Modifié hier à 11h51
Sans aller jusqu’à cette caricature, il me parait assez clair que le but n'est pas de protéger les enfants, mais bien d'identifier au plus tôt les prémisses des mouvements sociaux, identifier et enfermer (ou éloigner, ou harceler juridiquement) les leaders de manière à préserver un certain ordre établi , qui est considéré comme "moins pire" même si sous-optimal (et accessoirement, préserver les status sociaux des différentes classes).
Ca me parait particulièrement flagrant car si l'on dit souvent que les élus sont court-termiste, c'est loin d'être aussi vrai pour les hauts-fonctionnaires qui eux ne sont pas élus, qui restent en place mandats après mandats, et qui sont aussi les champions des revolving-doors.
Et eux voient les signes de long terme : Les flux migratoire lié au climat, les baisses de rendements des sols, les problèmes lié à l'habitat (donc les assurances, donc la finance...) ... bref, eux savent que dans les 40,50 prochaines années ça va se voir plus sérieusement que le bateau est en train de couler. Et dans cette débâcle, ils veulent en profiter, et que leurs propres enfants en profitent, sans égards pour les autres - il vaux mieux être seigneur d'un monde en flammes que larbin.
Pour moi ce genre de texte (comme d'autres) vise clairement à long terme à l'espionnage d'une population perçue comme menaçante et dont il faut se protéger, et donc une scission entre une élite auto-proclamée (dont la police, qui a l'impression d'en faire partie alors qu'ils n'en sont que les chiens de garde) et "le reste".
Quelque part pour moi c'est aussi un gros constat d'échec: Dans nos société "moderne", lorsque les tensions arrivent, les "élites" ne croient pas à la coopération, l'entraide, l'inventivité, la débrouillardise et la solidarité: Ils ne perçoivent les autres que comme des hordes de zombis qui vont déferler sur eux comme dans les films américains, et tentent de s'en prémunir en avance - exacerbant ainsi les tensions sociales.
Modifié aujourd'hui à 15h22
Si des élites complotent contre le peuple, c'est justement ceux qui poussent ce genre de théories : des milliardaires d'extrême droite qui diffusent ce genre d'idées pour affaiblir les États et l'UE.
La police, les fonctionnaires et même la plupart des politiciens sont dans le même bateau que tout le monde. Ils sont parfois incompétents, parfois influençables, parfois cons, mais ce ne sont pas "l'élite" et ils patiront aussi d'une dégradation économique.
Hier à 15h24
Modifié hier à 15h34
Hier à 15h14
Hier à 16h17
Et si l'un des membres du groupe commence à se dire que ce qu'il entend n'est pas en adéquation avec les intérêts collectifs, le groupe va vite lui faire comprendre qu'il doit bien se comporter sinon, ça va mal aller pour lui.

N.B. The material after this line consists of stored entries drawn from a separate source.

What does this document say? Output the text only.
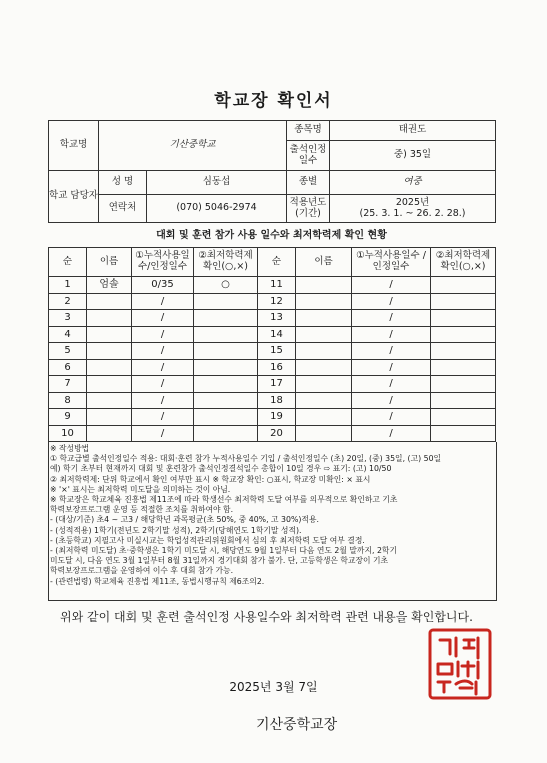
학교장 확인서
학교명	기산중학교		종목명	태권도
			출석인정 일수	중) 35일
학교 담당자	성 명	심동섭	종별	여중
	연락처	(070) 5046-2974	적용년도 (기간)	2025년
(25. 3. 1. ~ 26. 2. 28.)
대회 및 훈련 참가 사용 일수와 최저학력제 확인 현황
순	이름	①누적사용일 수/인정일수	②최저학력제 확인(○,×)	순	이름	①누적사용일수 /인정일수	②최저학력제 확인(○,×)
1	엄솔	0/35	○	11		/	
2		/		12		/	
3		/		13		/	
4		/		14		/	
5		/		15		/	
6		/		16		/	
7		/		17		/	
8		/		18		/	
9		/		19		/	
10		/		20		/	
※ 작성방법
① 학교급별 출석인정일수 적용: 대회·훈련 참가 누적사용일수 기입 / 출석인정일수 (초) 20일, (중) 35일, (고) 50일
예) 학기 초부터 현재까지 대회 및 훈련참가 출석인정결석일수 총합이 10일 경우 ⇨ 표기: (고) 10/50
② 최저학력제: 단위 학교에서 확인 여부만 표시 ※ 학교장 확인: ○표시, 학교장 미확인: × 표시
※ '×' 표시는 최저학력 미도달을 의미하는 것이 아님.
※ 학교장은 학교체육 진흥법 제11조에 따라 학생선수 최저학력 도달 여부를 의무적으로 확인하고 기초
학력보장프로그램 운영 등 적절한 조치를 취하여야 함.
- (대상/기준) 초4 ~ 고3 / 해당학년 과목평균(초 50%, 중 40%, 고 30%)적용.
- (성적적용) 1학기(전년도 2학기말 성적), 2학기(당해연도 1학기말 성적).
- (초등학교) 지필고사 미실시교는 학업성적관리위원회에서 심의 후 최저학력 도달 여부 결정.
- (최저학력 미도달) 초·중학생은 1학기 미도달 시, 해당연도 9월 1일부터 다음 연도 2월 말까지, 2학기
미도달 시, 다음 연도 3월 1일부터 8월 31일까지 경기대회 참가 불가. 단, 고등학생은 학교장이 기초
학력보장프로그램을 운영하여 이수 후 대회 참가 가능.
- (관련법령) 학교체육 진흥법 제11조, 동법시행규칙 제6조의2.
위와 같이 대회 및 훈련 출석인정 사용일수와 최저학력 관련 내용을 확인합니다.
2025년 3월 7일
기산중학교장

Juan BRANCO en est un bon exemple (même si je peux ne pas être d'accord avec 100% de ce qu'il dit).
Hier à 16h32
Hier à 22h40
Pas sur qu'un zadiste de la première heure ait pour ambition de monter les échelles pour devenir directeur de cabinet dans une sous-préfecture du centre (Bon OK ya des exceptions , coucou Daniel "ta gueule" Cohn-Bendit).
Les personnes dont je parle au-dessus ont une profonde conviction de travailler pour le "bien commun", de faire quelque chose de positif pour leur pays. C'est juste que pour eux le "pays" est plus important que les humains qui y habitent. Et qu'ils ne savent faire que ce qu'ils ont toujours fait, et que leur prédécesseur faisait avant lui.
Note : Je bossait en contractuel dans une petite préfecture de province à l'époque des gilets jaunes où il n'y a pas eu UNE voiture cramée - la pire action que j'ai constaté était les gens qui traversaient la route et filait des bonbons aux automobilistes.
Pour autant j'y ai vu les fonctionnaires faire des courbettes devant le préfet , son "responsable sécurité", le responsable de la police (sans s'empêcher de les critiquer par derrière).
J'ai vu les responsables passer TOUS les matins vérifier que toutes les TV du service était bien sur BFM TV. J'étais dans les salles de réunions ou le dircab zoomait sur la gueule des gens dans la rue pour les ficher sur son ordi dans un dossier "Cancrelats" qu'on devait sauvegarder tous les soirs.
Ya pas besoin d'être riche pour être un laquais. C'est dans la tête avant tout.
J'ai pas renouvelé mon contrat, ça va sans dire.
Aujourd'hui à 16h48
Hier à 22h54
Pour autant les fonctionnaires sont soumis au "devoir de réserve":Donc oui ils ne peuvent pas parler à la presse ou en public comme ils veulent.
En terme d'intronisation, certains corps de l'état ont ça, oui.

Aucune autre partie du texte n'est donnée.